Le culturisme naturel est aussi "une discipline à part, par rapport au bodybuilding classique. Les gabarits n’ont rien à voir. On a 30 à 40 kilos de moins. C’est moins impressionnant, mais on est dans un physique harmonieux, sec, avec des abdos saillants."
Dans un avenir plus lointain, il ne rejette pourtant pas l’idée de recourir un jour à la chimie. "J’ai tout le temps de voir le potentiel que j’ai naturellement, estime-t-il. Être un athlète professionnel, c’est mon objectif."
Une passion née dans l'enfance
Déjà tout petit, il aimait "cette image de l'homme viril et musclé. J’ai grandi avec les films des années 1980, même si ce n’était pas de ma génération, raconte-t-il. Rambo, Stallone, Schwarzenegger... Un physique sculpté, ça m’a toujours impressionné, comme gamin."
Après un début d’adolescence où il ne faisait "pas plus de sport que ça", à la période du lycée, il a commencé à s’entraîner "dans (son) coin, avec des élastiques, et des poids de corps." Puis, un jour, il a franchi le pas et est "allé en salle". Une révélation : "Là, j’ai découvert quelque chose à quoi je ne m’attendais pas. Que le culturisme, quand on le vit, c’est bien plus profond que ce que les gens pourraient penser. C’est un mode de vie, auquel on s’adapte (...) Un sport profond, où l’on apprend bien plus sur sa propre personne."
Des sacrifices au quotidien
Sa vie actuelle est une longue période de renoncements. "Quand on est invité au restaurant, on ne peut pas, quand il y a une fête avec des amis, on ne peut pas. C’est un peu se couper du monde, admet Noé Brogly-Arme. Les mois qui précèdent la compétition, on ne peut pas se permettre le moindre écart."

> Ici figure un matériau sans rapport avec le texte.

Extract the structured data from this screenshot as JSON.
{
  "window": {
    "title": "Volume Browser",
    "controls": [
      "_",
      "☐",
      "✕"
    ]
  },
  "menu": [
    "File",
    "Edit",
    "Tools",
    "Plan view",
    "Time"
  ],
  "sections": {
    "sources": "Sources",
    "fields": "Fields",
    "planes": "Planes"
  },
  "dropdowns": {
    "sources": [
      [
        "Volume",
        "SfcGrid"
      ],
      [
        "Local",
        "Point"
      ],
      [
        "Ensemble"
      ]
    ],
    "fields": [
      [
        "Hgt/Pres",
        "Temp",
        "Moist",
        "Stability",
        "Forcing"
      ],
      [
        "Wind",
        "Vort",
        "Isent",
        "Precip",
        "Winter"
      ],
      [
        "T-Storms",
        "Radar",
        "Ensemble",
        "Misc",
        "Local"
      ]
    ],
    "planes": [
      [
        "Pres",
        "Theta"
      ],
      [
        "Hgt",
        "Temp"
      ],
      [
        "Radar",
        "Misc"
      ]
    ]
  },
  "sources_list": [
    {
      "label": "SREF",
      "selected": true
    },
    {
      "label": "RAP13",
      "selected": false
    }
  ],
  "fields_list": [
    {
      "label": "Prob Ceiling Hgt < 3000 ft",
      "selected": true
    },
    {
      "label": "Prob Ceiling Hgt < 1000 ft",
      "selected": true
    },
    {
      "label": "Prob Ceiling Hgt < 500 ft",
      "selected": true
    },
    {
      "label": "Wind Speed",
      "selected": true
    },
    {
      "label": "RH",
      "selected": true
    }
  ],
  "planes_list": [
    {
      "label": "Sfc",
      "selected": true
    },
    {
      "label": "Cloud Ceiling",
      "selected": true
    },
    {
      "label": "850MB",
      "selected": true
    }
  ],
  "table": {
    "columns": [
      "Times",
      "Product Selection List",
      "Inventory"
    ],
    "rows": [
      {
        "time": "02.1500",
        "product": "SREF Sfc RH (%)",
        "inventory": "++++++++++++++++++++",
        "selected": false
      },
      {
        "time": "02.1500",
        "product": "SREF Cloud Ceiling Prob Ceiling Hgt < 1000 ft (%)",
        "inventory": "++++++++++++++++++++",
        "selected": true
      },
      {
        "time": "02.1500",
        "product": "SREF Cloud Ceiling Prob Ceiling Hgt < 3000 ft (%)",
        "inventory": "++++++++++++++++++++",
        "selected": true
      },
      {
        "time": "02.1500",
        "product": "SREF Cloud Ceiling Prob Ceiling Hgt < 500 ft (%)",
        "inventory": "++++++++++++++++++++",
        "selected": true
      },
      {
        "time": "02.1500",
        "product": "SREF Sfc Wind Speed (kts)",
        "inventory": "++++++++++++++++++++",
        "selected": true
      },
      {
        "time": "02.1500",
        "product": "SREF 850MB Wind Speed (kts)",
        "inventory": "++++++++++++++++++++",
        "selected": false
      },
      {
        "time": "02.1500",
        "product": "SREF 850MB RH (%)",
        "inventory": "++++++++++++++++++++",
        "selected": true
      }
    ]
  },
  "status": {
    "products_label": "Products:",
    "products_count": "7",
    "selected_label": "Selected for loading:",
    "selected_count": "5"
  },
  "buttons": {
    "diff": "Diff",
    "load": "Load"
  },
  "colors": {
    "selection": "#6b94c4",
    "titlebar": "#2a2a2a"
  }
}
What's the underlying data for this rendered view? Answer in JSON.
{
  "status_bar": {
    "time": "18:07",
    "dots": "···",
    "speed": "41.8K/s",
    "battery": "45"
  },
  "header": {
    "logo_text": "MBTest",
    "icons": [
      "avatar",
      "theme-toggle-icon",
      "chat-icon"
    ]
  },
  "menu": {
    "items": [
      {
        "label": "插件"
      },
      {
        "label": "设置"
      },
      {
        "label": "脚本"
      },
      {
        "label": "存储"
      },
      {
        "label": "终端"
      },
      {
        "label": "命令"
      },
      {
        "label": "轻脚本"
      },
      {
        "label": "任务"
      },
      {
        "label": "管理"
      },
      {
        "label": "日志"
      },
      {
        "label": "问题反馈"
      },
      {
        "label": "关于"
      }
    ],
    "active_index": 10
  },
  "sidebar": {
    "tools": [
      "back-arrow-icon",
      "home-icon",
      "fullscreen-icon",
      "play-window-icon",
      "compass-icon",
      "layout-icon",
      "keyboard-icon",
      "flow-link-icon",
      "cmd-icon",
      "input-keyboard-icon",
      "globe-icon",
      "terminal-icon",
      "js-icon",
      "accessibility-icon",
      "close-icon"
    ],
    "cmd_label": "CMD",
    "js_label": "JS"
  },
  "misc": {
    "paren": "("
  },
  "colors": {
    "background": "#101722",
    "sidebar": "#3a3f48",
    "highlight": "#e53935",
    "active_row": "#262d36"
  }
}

Mais ces sacrifices continuels ont aussi des vertus. Il constate qu'"à tout le temps se restreindre, le reste devient plus facile." Avec le sentiment de retrouver le sens de l’essentiel. "On apprend à apprécier les choses les plus simples. Quand je mange mon assiette de riz, je suis content. Et après la compétition, re-goûter un hamburger ou un donut, ce sera grandiose."
Il trouve du soutien de la part de nombreux jeunes, surtout "beaucoup de retours sur les réseaux sociaux." Mais doit aussi faire face à l’incompréhension, voire le refus, d’une partie de sa famille.
"Parfois on me demande : ‘Comment fais-tu pour ne pas craquer ?’" reconnaît le jeune homme. Mais sa réponse est simple : "J’aime ce que je fais. Et quand on aime, on peut. On a tellement envie de réussir qu’on va à fond dans le délire."